I was reminded of all that watching the final season alone in my darkened room.  

But things go wrong, and the last two episodes killed me.  Spoiler alert!  If you haven't watched it yet, you might want to stop reading here.  Things get weird and people get killed and Kim leaves Jimmy.  They are broken by it, but she says that they are bad together, that they do bad things, and in a heart wrenching scene that will win her the Emmy, she breaks down on the ride to the airport (from which she departs to my own home state to work in a sprinkler factory--but that's another deal).  

Jimmy never recovers.  Perhaps neither of them do.  Seven years later, though, when he falls on his sword for her and goes to prison for 86 years. . . well. . . I'll have to watch that ending again.  What is it she feels when she turns to go after visiting him in prison?  That's the freaking mystery.  That's the tell. 

And that's the thing, ain't it?  What do you do in those big gaps, those extended silences in the midnight of the soul, wondering what someone might be thinking, feeling, a million miles away.

And so, yea.  Screw you.  I told you it was maudlin.  

O.K.  Today I make navy bean soup and cornbread.  Not sure if I will make the cornbread.  I might buy some.  The key question is what do I pair with that?  I'm not sure.  Could a Pinot Noir work?  I think it might.  

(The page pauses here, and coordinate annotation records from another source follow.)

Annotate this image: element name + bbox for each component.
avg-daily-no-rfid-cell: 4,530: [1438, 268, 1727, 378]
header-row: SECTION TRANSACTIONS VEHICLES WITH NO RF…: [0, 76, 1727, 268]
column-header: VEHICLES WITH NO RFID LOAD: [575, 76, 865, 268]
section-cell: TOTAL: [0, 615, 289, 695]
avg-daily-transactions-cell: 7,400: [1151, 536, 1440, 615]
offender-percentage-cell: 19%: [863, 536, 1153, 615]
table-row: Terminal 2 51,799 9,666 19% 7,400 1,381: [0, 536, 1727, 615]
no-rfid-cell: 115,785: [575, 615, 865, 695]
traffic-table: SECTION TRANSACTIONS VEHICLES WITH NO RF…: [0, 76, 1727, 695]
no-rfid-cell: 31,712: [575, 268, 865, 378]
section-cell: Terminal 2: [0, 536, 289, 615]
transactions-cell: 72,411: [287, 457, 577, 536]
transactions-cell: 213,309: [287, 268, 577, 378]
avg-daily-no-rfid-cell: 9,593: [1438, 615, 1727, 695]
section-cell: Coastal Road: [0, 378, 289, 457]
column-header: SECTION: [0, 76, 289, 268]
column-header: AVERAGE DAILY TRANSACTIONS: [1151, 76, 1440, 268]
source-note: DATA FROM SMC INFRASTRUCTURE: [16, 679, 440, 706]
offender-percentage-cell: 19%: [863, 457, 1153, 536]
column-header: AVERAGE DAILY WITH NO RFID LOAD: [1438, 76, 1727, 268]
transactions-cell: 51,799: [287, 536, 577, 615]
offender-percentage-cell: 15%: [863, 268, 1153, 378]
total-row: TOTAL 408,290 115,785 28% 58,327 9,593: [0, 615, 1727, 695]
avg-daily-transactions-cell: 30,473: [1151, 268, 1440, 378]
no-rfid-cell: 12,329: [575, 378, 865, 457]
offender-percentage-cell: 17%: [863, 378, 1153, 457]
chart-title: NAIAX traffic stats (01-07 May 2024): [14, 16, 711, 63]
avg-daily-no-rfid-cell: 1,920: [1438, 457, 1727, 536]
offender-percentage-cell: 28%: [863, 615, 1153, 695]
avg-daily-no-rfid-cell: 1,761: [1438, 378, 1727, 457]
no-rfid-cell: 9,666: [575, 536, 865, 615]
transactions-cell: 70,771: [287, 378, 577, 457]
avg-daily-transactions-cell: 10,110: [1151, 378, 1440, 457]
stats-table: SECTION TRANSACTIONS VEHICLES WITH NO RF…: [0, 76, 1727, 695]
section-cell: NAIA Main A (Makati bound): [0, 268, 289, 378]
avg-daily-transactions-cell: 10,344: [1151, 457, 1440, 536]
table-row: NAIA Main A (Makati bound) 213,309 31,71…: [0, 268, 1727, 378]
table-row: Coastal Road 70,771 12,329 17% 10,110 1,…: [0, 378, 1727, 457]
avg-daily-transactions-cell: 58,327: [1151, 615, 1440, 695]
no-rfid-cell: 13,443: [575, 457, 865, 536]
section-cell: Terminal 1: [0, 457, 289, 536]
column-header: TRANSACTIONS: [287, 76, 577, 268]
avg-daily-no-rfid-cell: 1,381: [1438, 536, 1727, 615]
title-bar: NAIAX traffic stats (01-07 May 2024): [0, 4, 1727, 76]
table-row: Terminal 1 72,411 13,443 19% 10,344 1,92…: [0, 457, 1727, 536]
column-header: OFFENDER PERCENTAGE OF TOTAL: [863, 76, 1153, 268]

In all, I will have a busy Labor Day.  I need to make a schedule, make a plan.  I want to be productive again.  This lying about like a sack of shit is over.  I still have a couple more years to become immortal through fame.  I should be close, you know, but it is always that last little bit that is most difficult.  

Oh. . . Burning Man finishes today, and I've not gotten a single report from our correspondent.  I don't know.  Maybe there is no cell service out there.  But then where are all those online images coming from? But what's up with "Burning Man"?  Isn't this 2022?  Who are these people supporting something like this?  Shouldn't it be "Burning Person"?  

Jesus Christ, people. . . try to keep up.